The Magistrate Judge's pretrial release order of defendant Mills in this case imposed home detention on the defendant with electronic monitoring, and, among other conditions, it required three friends and family members to sign signature bonds of $15,000 each, secured by a total of $6,500, among other conditions.3 The Magistrate Judge's oral release order does not explain his reasoning, however. Dkt. Nos. 46, pp. 11-12; 47, pp. 9-10.

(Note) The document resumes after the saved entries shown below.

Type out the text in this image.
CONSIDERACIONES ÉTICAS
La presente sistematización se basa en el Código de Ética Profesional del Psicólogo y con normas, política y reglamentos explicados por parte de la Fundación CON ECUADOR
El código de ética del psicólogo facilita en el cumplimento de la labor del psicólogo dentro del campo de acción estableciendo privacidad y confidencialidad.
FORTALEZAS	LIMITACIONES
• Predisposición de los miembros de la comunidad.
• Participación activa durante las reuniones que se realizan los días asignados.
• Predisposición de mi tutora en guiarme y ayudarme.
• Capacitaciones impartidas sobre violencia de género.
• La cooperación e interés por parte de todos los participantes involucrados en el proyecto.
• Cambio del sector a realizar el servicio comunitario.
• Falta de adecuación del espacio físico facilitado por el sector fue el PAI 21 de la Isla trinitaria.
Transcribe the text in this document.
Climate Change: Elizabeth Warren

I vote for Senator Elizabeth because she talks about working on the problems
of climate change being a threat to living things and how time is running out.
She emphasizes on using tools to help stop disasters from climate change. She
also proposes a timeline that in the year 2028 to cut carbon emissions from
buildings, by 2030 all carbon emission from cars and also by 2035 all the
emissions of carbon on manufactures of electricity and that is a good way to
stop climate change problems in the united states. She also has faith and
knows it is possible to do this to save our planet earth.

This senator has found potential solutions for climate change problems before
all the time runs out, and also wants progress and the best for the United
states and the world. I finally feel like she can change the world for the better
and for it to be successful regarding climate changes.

If this were a motion to revoke a detention order rather than a release order, the lack of a statement of the Magistrate Judge's reasoning would likely require the detention order to be vacated. 18 U.S.C. § 3142(i); see AO 472 (Rev. 11/16). A written or oral statement of reasons is not required by the Bail Reform Act when pretrial release is ordered. But see Fed. R. App. P. 9(a)(1). Nevertheless, in light of the vagaries of the record and some of the particular concerns posed by defendant Mills' alleged conduct, the Court concludes that a statement of reasons should be prepared to allow this Court to perform its review function effectively. See e.g., United States v. Chimurenga, 760 F.2d 400, 406 (2d Cir. 1985); United States v. Coleman, 777 F.2d 888, 892 (3d Cir. 1985).

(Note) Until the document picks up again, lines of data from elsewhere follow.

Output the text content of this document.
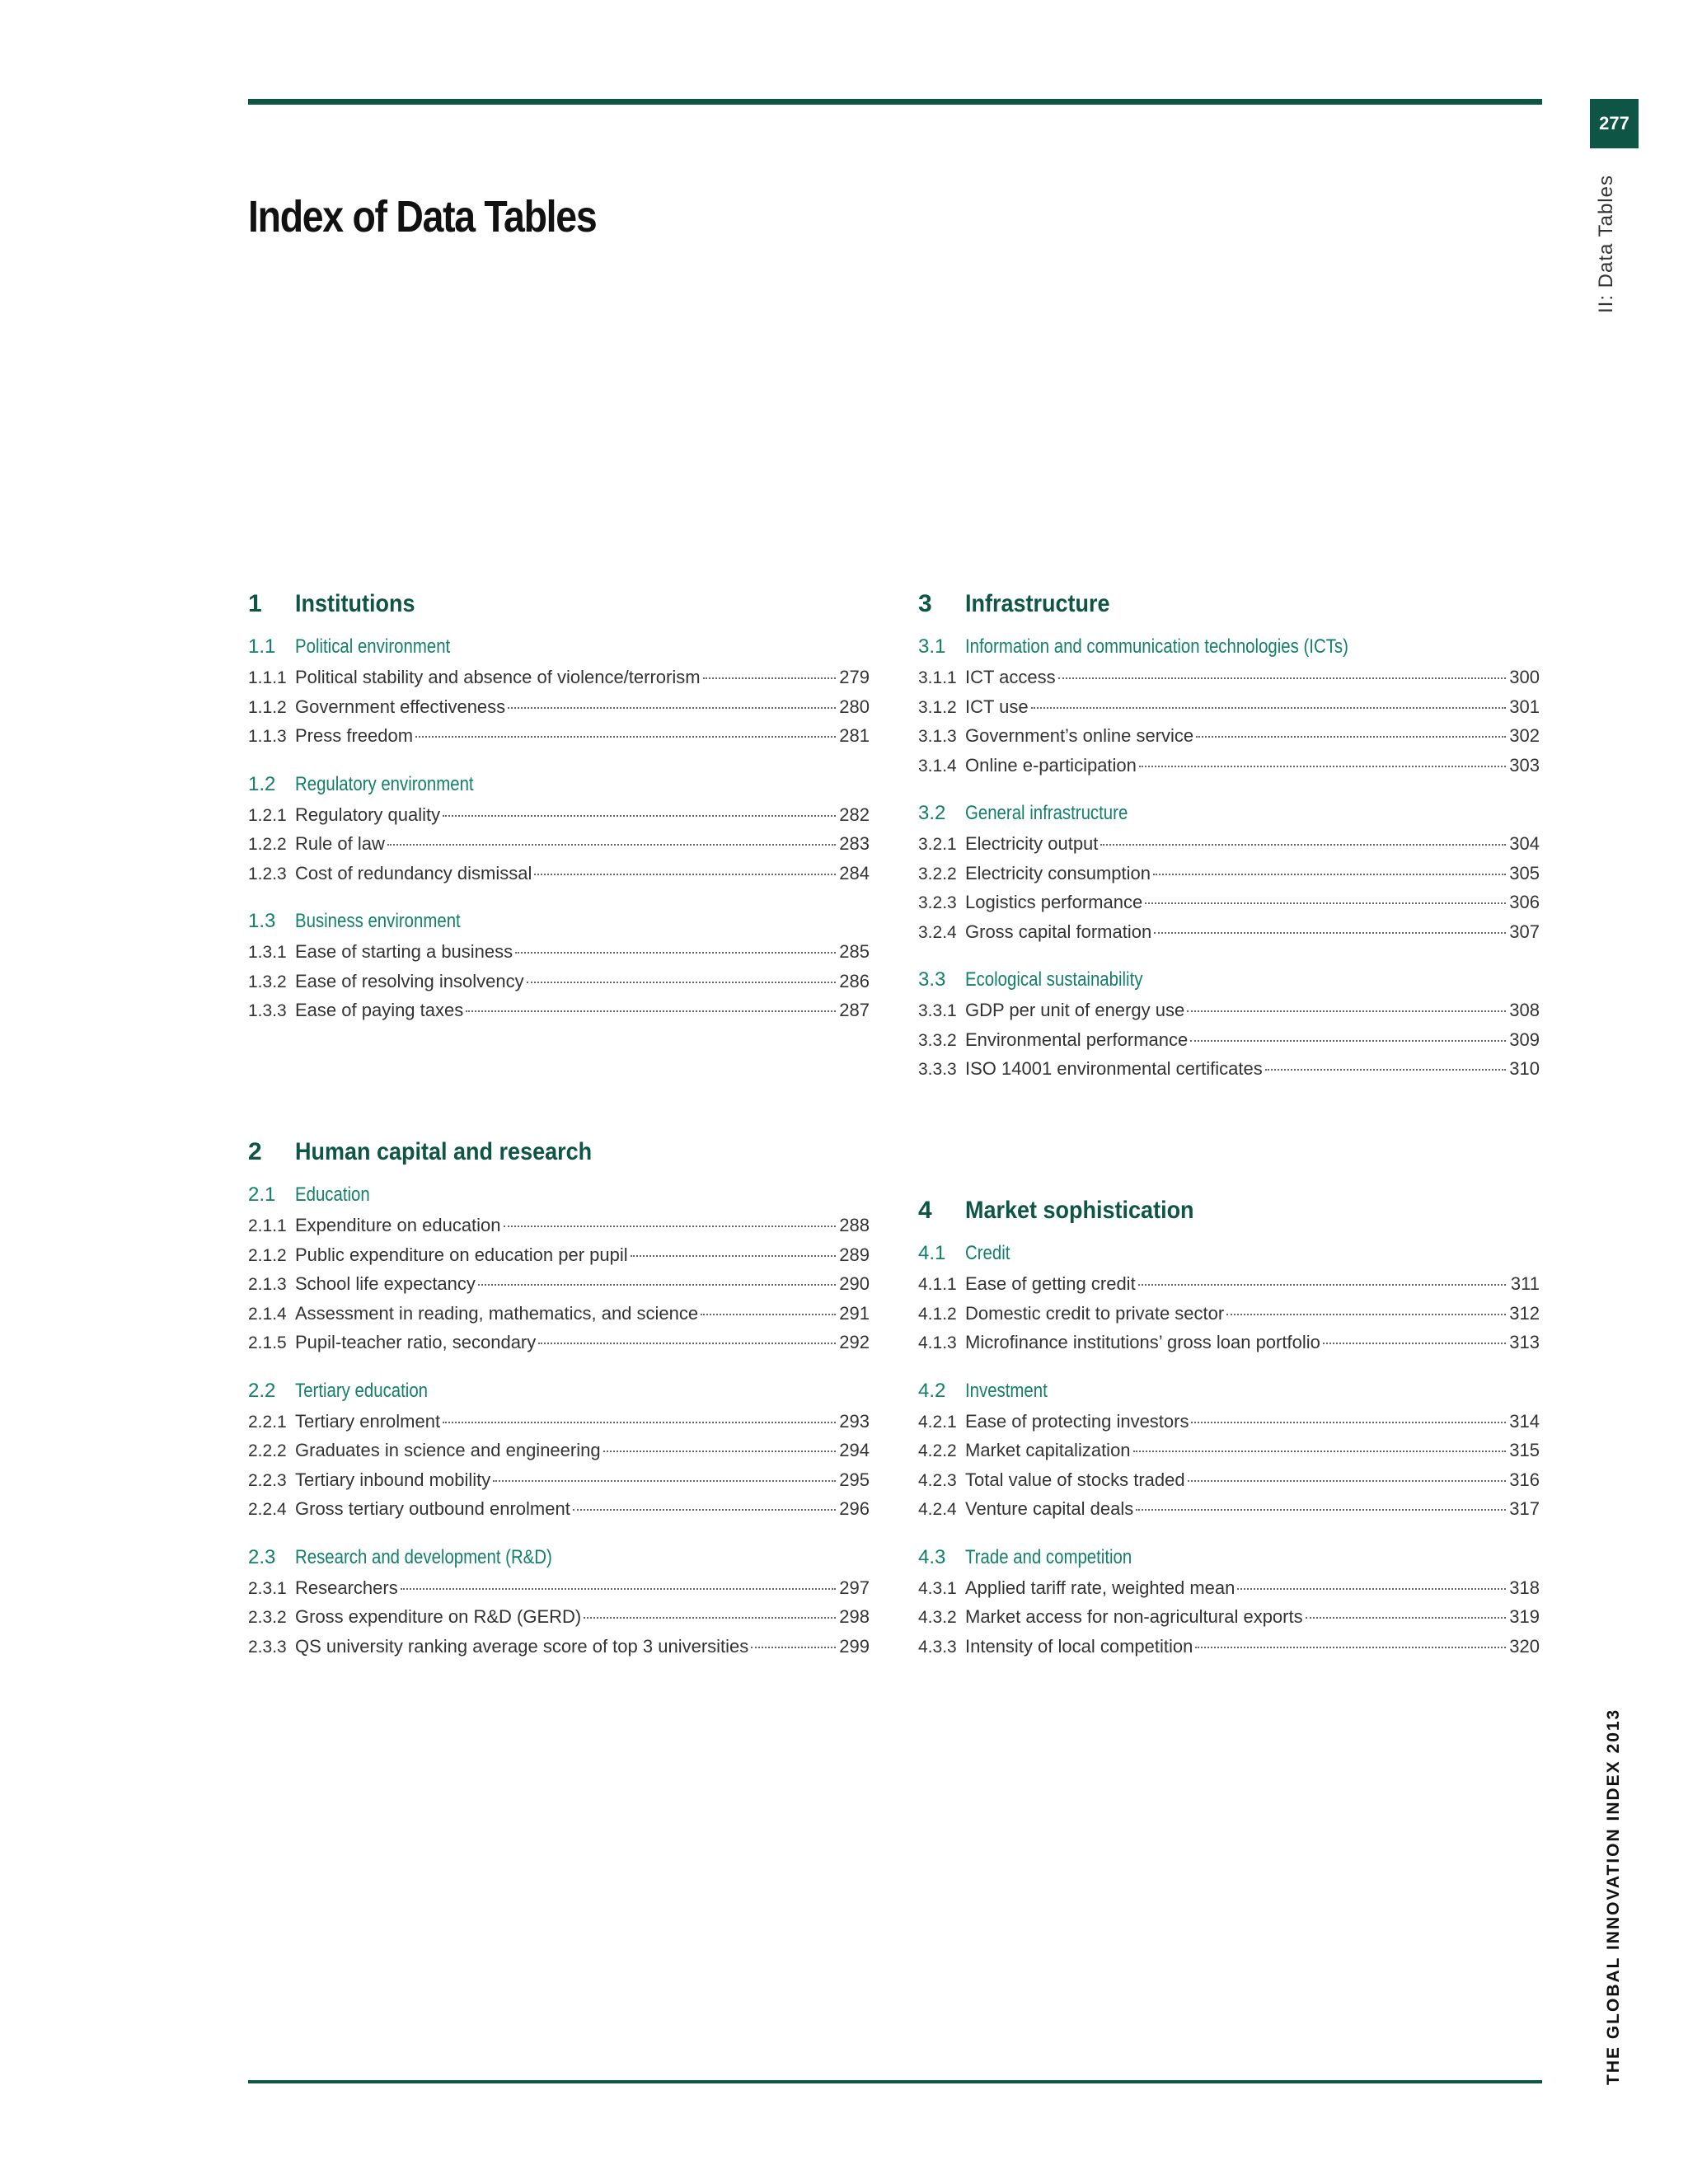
277
II: Data Tables
Index of Data Tables
1	Institutions
1.1 Political environment
1.1.1 Political stability and absence of violence/terrorism	279
1.1.2 Government effectiveness	280
1.1.3 Press freedom	281
1.2 Regulatory environment
1.2.1 Regulatory quality	282
1.2.2 Rule of law	283
1.2.3 Cost of redundancy dismissal	284
1.3 Business environment
1.3.1 Ease of starting a business	285
1.3.2 Ease of resolving insolvency	286
1.3.3 Ease of paying taxes	287
2	Human capital and research
2.1 Education
2.1.1 Expenditure on education	288
2.1.2 Public expenditure on education per pupil	289
2.1.3 School life expectancy	290
2.1.4 Assessment in reading, mathematics, and science	291
2.1.5 Pupil-teacher ratio, secondary	292
2.2 Tertiary education
2.2.1 Tertiary enrolment	293
2.2.2 Graduates in science and engineering	294
2.2.3 Tertiary inbound mobility	295
2.2.4 Gross tertiary outbound enrolment	296
2.3 Research and development (R&D)
2.3.1 Researchers	297
2.3.2 Gross expenditure on R&D (GERD)	298
2.3.3 QS university ranking average score of top 3 universities	299
3	Infrastructure
3.1 Information and communication technologies (ICTs)
3.1.1 ICT access	300
3.1.2 ICT use	301
3.1.3 Government’s online service	302
3.1.4 Online e-participation	303
3.2 General infrastructure
3.2.1 Electricity output	304
3.2.2 Electricity consumption	305
3.2.3 Logistics performance	306
3.2.4 Gross capital formation	307
3.3 Ecological sustainability
3.3.1 GDP per unit of energy use	308
3.3.2 Environmental performance	309
3.3.3 ISO 14001 environmental certificates	310
4	Market sophistication
4.1 Credit
4.1.1 Ease of getting credit	311
4.1.2 Domestic credit to private sector	312
4.1.3 Microfinance institutions’ gross loan portfolio	313
4.2 Investment
4.2.1 Ease of protecting investors	314
4.2.2 Market capitalization	315
4.2.3 Total value of stocks traded	316
4.2.4 Venture capital deals	317
4.3 Trade and competition
4.3.1 Applied tariff rate, weighted mean	318
4.3.2 Market access for non-agricultural exports	319
4.3.3 Intensity of local competition	320
THE GLOBAL INNOVATION INDEX 2013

Recognizing that review of the release order is de novo, see United States v. Leon, 766 F.2d 77, 80 (2d. Cir. 1985), the Court finds a statement of the Magistrate Judge's reasoning in support of his conclusions regarding the issues before the Court to be essential to permit the Court to effectively determine the issues that are raised. For example, the Court is unable to see what the Magistrate Judge thought of the extent of the danger to the community posed by defendant Mills, if any, whether he concluded that the partially secured signature bonds mitigated the dangers, or whether he concluded that the United States had failed to carry its statutory burden to prove by clear and convincing evidence that the conditions of release are inadequate in light of the circumstances.

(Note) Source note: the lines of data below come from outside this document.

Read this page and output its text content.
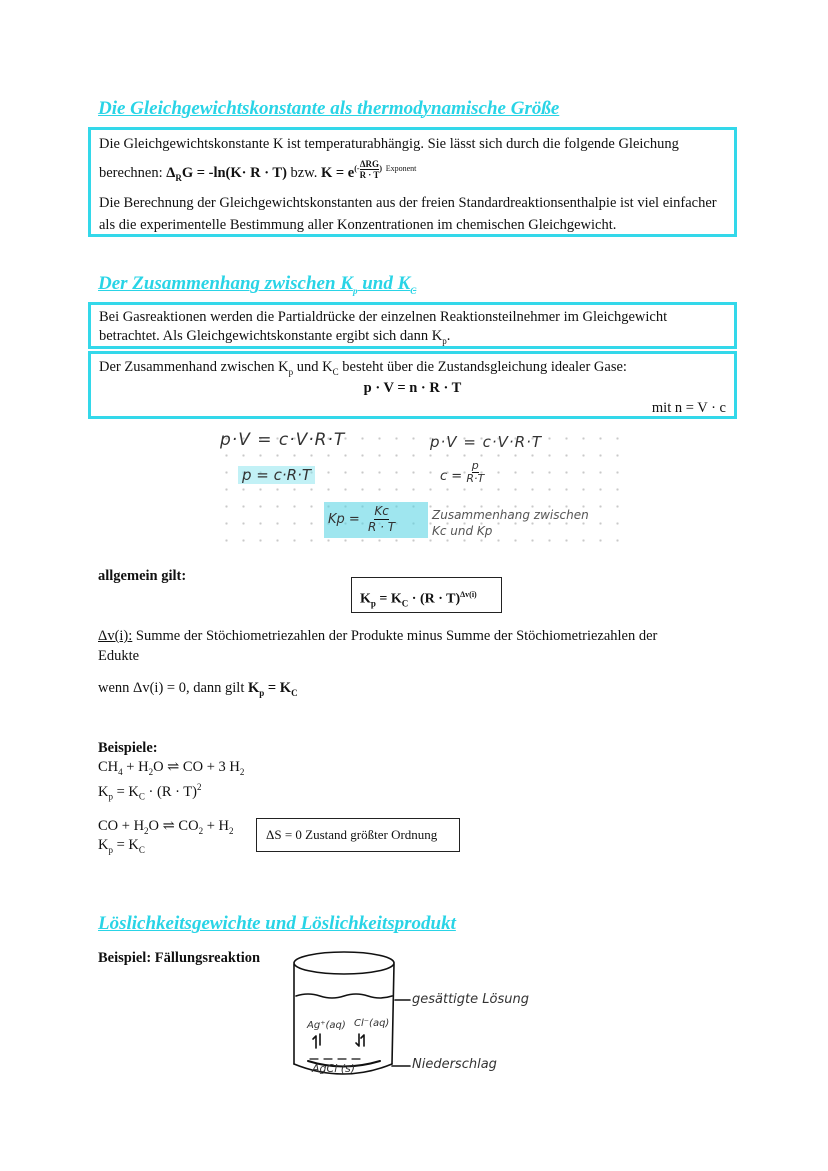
Die Gleichgewichtskonstante als thermodynamische Größe
Die Gleichgewichtskonstante K ist temperaturabhängig. Sie lässt sich durch die folgende Gleichung
berechnen: $\Delta_RG = -\ln(K\cdot R \cdot T)$ bzw. $K = e^{(- \frac{\text{ΔRG}}{R \cdot T} )}$ $^{Exponent}$
Die Berechnung der Gleichgewichtskonstanten aus der freien Standardreaktionsenthalpie ist viel einfacher als die experimentelle Bestimmung aller Konzentrationen im chemischen Gleichgewicht.
Der Zusammenhang zwischen $K_p$ und $K_C$
Bei Gasreaktionen werden die Partialdrücke der einzelnen Reaktionsteilnehmer im Gleichgewicht
betrachtet. Als Gleichgewichtskonstante ergibt sich dann $K_p$.
Der Zusammenhand zwischen $K_p$ und $K_C$ besteht über die Zustandsgleichung idealer Gase:
p · V = n · R · T
mit n = V · c
p·V = c·V·R·T	p·V = c·V·R·T
p = c·R·T	$c = \frac{p}{R\cdot T}$
$Kp = \frac{Kc}{R \cdot T}$	Zusammenhang zwischen
Kc und Kp
allgemein gilt:
$K_p = K_C \cdot (R \cdot T)^{\Delta v(i)}$
Δv(i): Summe der Stöchiometriezahlen der Produkte minus Summe der Stöchiometriezahlen der
Edukte
wenn Δv(i) = 0, dann gilt $K_p = K_C$
Beispiele:
$CH_4 + H_2O$ ⇌ CO + 3 $H_2$
$K_p = K_C \cdot (R \cdot T)^2$
CO + $H_2O$ ⇌ $CO_2 + H_2$
$K_p = K_C$
ΔS = 0 Zustand größter Ordnung
Löslichkeitsgewichte und Löslichkeitsprodukt
Beispiel: Fällungsreaktion
Ag⁺(aq) Cl⁻(aq)
AgCl (s)
gesättigte Lösung
Niederschlag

For these reasons, the Court vacates Magistrate Judge McCarthy's June 19, 2019 oral release order and remands the case to the Magistrate Judge for proceedings pursuant to 18 U.S.C. § 3142 to determine whether defendant Mills must be detained or released upon conditions. Of course, the Magistrate Judge is required to make written findings if he orders pretrial detention, 18 U.S.C. § 3142(i)(1), and the Court requests that the Magistrate Judge state his findings in support of any release order, including a statement of alternatives considered and the reasons for rejecting them, so that the Court can perform its review function with the benefit of his views.

SO ORDERED.

FootNotes


1. The showing of probable cause with respect to each Count necessary to trigger the presumptions is satisfied by the Indictment. United States v. Contreras, 776 F.2d 51, 55 (2d Cir. 1985).
2. The United States must prove risk of flight by a preponderance of the evidence, danger to the community by clear and convincing evidence, and the absence of adequate conditions of release by the same standards, respectively. See 18 U.S.C. § 3142(f); see e.g., United States v. Shakur, 817 F.2d 189, 194-95 (2d Cir. 1987).
3. The United States contends that the showing with respect to the proposed sureties' qualifications was inadequate. See Fed. R. Crim. P. 46(e). Defendant Mills' counsel attempts to address those concerns in a post-argument filing. Dkt. No. 67.